Recently I was elected president of the Stanley Agricultural Society. The nomination shocked me. The election results also shocked me. It was my first time being the subject of a vote.
I sat there, looking around at Society members cast their ballots. My leg was jumping. My heart was pounding. I was sweating. I already knew I’d take the loss hard. It would affect me for days, despite the cognitive prep work I was doing while the scrutineers were counting the small pieces of folded-up paper.
More than 50 per cent of the voters wanted me in, apparently. It’s an honour and it will be a challenge. The Society is in the throes of something I shouldn’t divulge here. But it’s something that will take clear communication to move past.
I remember my first Grainews column as if I wrote it yesterday. And I still tell people, “Yeah, my wife and I recently moved back to the farm.” This is not true anymore. We moved in 2012. I’m starting to catch and correct myself now. To be honest, it changes things.
Since I’ve been here, I have been astounded at the need in the agriculture sector for clear communication and clear communicators. It’s the missing element in many squabbles. And clear communication is what animates and steers hot-button agricultural issues that fall into the public trust and social license camps.
There’s a general distrust among producers about the public’s perception of agriculture and what it means to operate a farm. We think we know better. And we think that bridging this gap requires us to educate the city folk on things like GMOs, pesticide usage, and livestock handling procedures.
The tendency is to be blunt, almost impatient with their lack of understanding. We tolerate their ignorance.
Our agricultural practices change when trusted ag-news sources publish articles by specialists and agronomists informing us of a better way.
We can’t think about social license this way.
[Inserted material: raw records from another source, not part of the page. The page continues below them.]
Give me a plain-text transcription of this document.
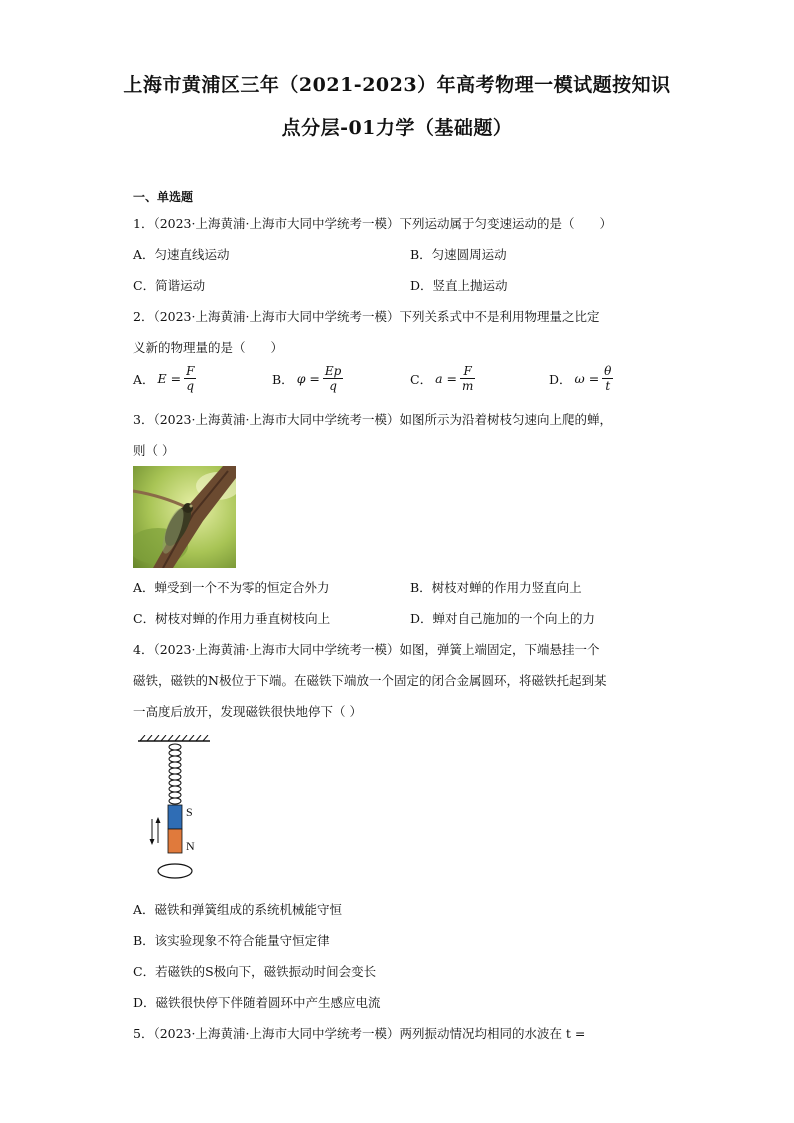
上海市黄浦区三年（2021-2023）年高考物理一模试题按知识
点分层-01力学（基础题）
一、单选题
1．（2023·上海黄浦·上海市大同中学统考一模）下列运动属于匀变速运动的是（　　）
A．匀速直线运动	B．匀速圆周运动
C．简谐运动	D．竖直上抛运动
2．（2023·上海黄浦·上海市大同中学统考一模）下列关系式中不是利用物理量之比定
义新的物理量的是（　　）
A． $E = \frac{F}{q}$	B． $\varphi = \frac{Ep}{q}$	C． $a = \frac{F}{m}$	D． $\omega = \frac{\theta}{t}$
3．（2023·上海黄浦·上海市大同中学统考一模）如图所示为沿着树枝匀速向上爬的蝉，
则（ ）
A．蝉受到一个不为零的恒定合外力	B．树枝对蝉的作用力竖直向上
C．树枝对蝉的作用力垂直树枝向上	D．蝉对自己施加的一个向上的力
4．（2023·上海黄浦·上海市大同中学统考一模）如图，弹簧上端固定，下端悬挂一个
磁铁，磁铁的N极位于下端。在磁铁下端放一个固定的闭合金属圆环，将磁铁托起到某
一高度后放开，发现磁铁很快地停下（ ）
S
N
A．磁铁和弹簧组成的系统机械能守恒
B．该实验现象不符合能量守恒定律
C．若磁铁的S极向下，磁铁振动时间会变长
D．磁铁很快停下伴随着圆环中产生感应电流
5．（2023·上海黄浦·上海市大同中学统考一模）两列振动情况均相同的水波在 t =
If we do, we’ll find ourselves butting up against an unpredictable amount of regulatory roadblocks at some point down the line.
The notion that the public has a say in how we farm is on one level preposterous. But on another, not at all.
It’s a very outward, public-facing vocation, farming is. When I spray, everyone who drives be will see me. If I leave the booms on while driving through a drainage ditch, people see that, too.
The world is small. And we’re all connected.
We can’t participate in questionable practices on one hand, then assume all the public needs is a good old fashioned lecture on how farms need to make money to stay alive and this practice is a way of ensuring that. It’s weak, and it casts an unnecessarily dark shadow on what we do.
It’s not a concession to pause and think about what is causing cities across the country to implement pesticide bans.
When my wife and I moved into the farmhouse a few months ago, I discovered a stack of old The Farm Quarterly magazines from the 60s. The feature article in one of them talked about pesticides as a double-edged sword. It provided stats on the proliferation of synthetic chemicals since the late 30s early 40s. The numbers were staggering and brought you, as a reader, into the story.
The article was interesting. Despite its DDT focus, it could have been written today.
Has the science behind agricultural chemicals been allowed to grow and change without the appropriate checks and balances?
If you’re reading this as me being anti-pesticide, you’re missing the point. The point is we need to think harder about such things. We need to question what we do and allow others to do the same. We need to be critical about where research comes from and which companies are funding it.
We need to be able to defend what we do and why we do it.
And, yes, we need to listen to the public on agricultural issues. We don’t have to agree. We don’t have respond. But we should take a few minutes to dig beneath the surface and attempt to get at what exactly is fueling the comment or question or criticism.
We’ll be better farmers if we do, and, while there will always be a gap between what we as farmers concern ourselves with and what someone living in downtown Toronto concerns themselves with, we’re all rational people. I enjoy it when people listen to me, and I’ve been wrong many times.